I'm not sure what influenced me during the writing but I was thinking a lot about what would or could happen to our society in, let's say, fifty years, if we don't interfere. Will we all be owned by corporations? Will the school system be based on corporate needs? Will most of us be modern slaves? So, that influenced me a bit. But also, the question of what happens when your destiny is revealed to you all of a sudden. You're just doing your thing and suddenly something happens that pushes you into the spotlight where you have to become more than what and who you are? What would you do? Would you grab it or would you shrink from it. I know I would probably be terrified. The thought of selling 1,000,000 books sends cold shivers down my spine. Someone once said that we're not afraid of failure but of success, not afraid of hatred but of love. Those kind of questions influenced me during the writing, I think.

Thomas: If you are like me, you have trouble classifying your books, readers of what genres do you think The Fourth Sage will appeal to?

Stefan: I'd say there's some Young Adult in there due to the heroine being fifteen years old. But it's not a Young Adult book per se as the main focus is not on a romantic love story. There is one but that's not the focus. There is a returning question that, like a thread, weaves through the story. Someone tells Aries relatively early on that she is the pebble that will start the landslide. And throughout the story, there is this question in her mind: what happens to the pebble when the landslide starts? It doesn't look good for the pebble, does it? So, there is a slightly spiritual theme in the book, besides the action, as it touches on things like how far someone is willing to go in order to make the necessary change happen. Would you die for your cause? Would you give up your life so that others can live in freedom once more? I think the book will appeal to a relatively broad audience (of course that's every author's wish, haha).

Thomas: What do you want readers to remember most about The Fourth Sage after they have read it?

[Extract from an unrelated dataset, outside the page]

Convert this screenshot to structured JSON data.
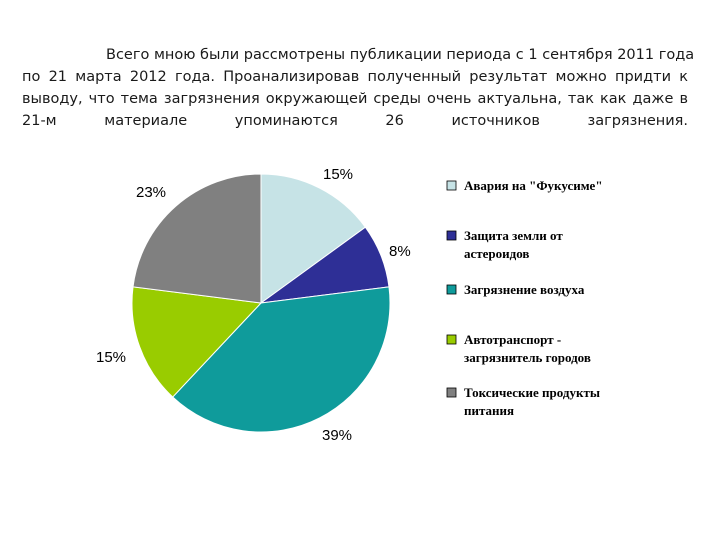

Stefan: You know, when I wrote The Fourth Sage, I had no clue how it would end. I was, in fact, riddled with doubt throughout the writing of it. There was not one single day during which I didn't want to stop writing. Thank God for lap tops because if I would have had a manuscript written on a typewriter, the book would not have been done. BUT when I came toward the end, it was almost as if a curtain opened and I looked into a vast, beautiful landscape. It was completely unexpected. It brought all the threads together and it went beyond any ending I could have possibly imagined. It was astounding. I cried for a few hours after I had completed it. It also opened the doors to more material - two sequels at least. I think the ending is what readers will (hopefully) remember the most.

Thomas: Quick, name three classic books and three contemporary books you think everyone should read (excluding your own, of course).

Stefan: I grew up with Grimm's fairy tales and I'd recommend reading them - just to get the juices flowing - and to find out why Disney is just WRONG :-). Is Ender's Game a classic? If not, I'm sure it will be. I'd recommend it for sure. I've read Tom Saywer and Huckleberry Finn and loved it. Jonathan Livingston Seagull by Richard Bach is one of my favorites. A tiny book with a big impact, at least on me. Then there are my favorite books of all time: The Farseer Trilogy by Robin Hobb: Assassin's Apprentice, Royal Assassin and Assassin's Quest. I'm reading them every few years. Those are an absolute treasure for high fantasy lovers, I think.

Thomas: Stefan, thank you so much for taking the time to answer a few questions for
the blog.

Stefan: Hey Thomas, thanks very much for having me. I hope the answers weren't too long. It was a pleasure chatting with you. Much luck with all your books as well.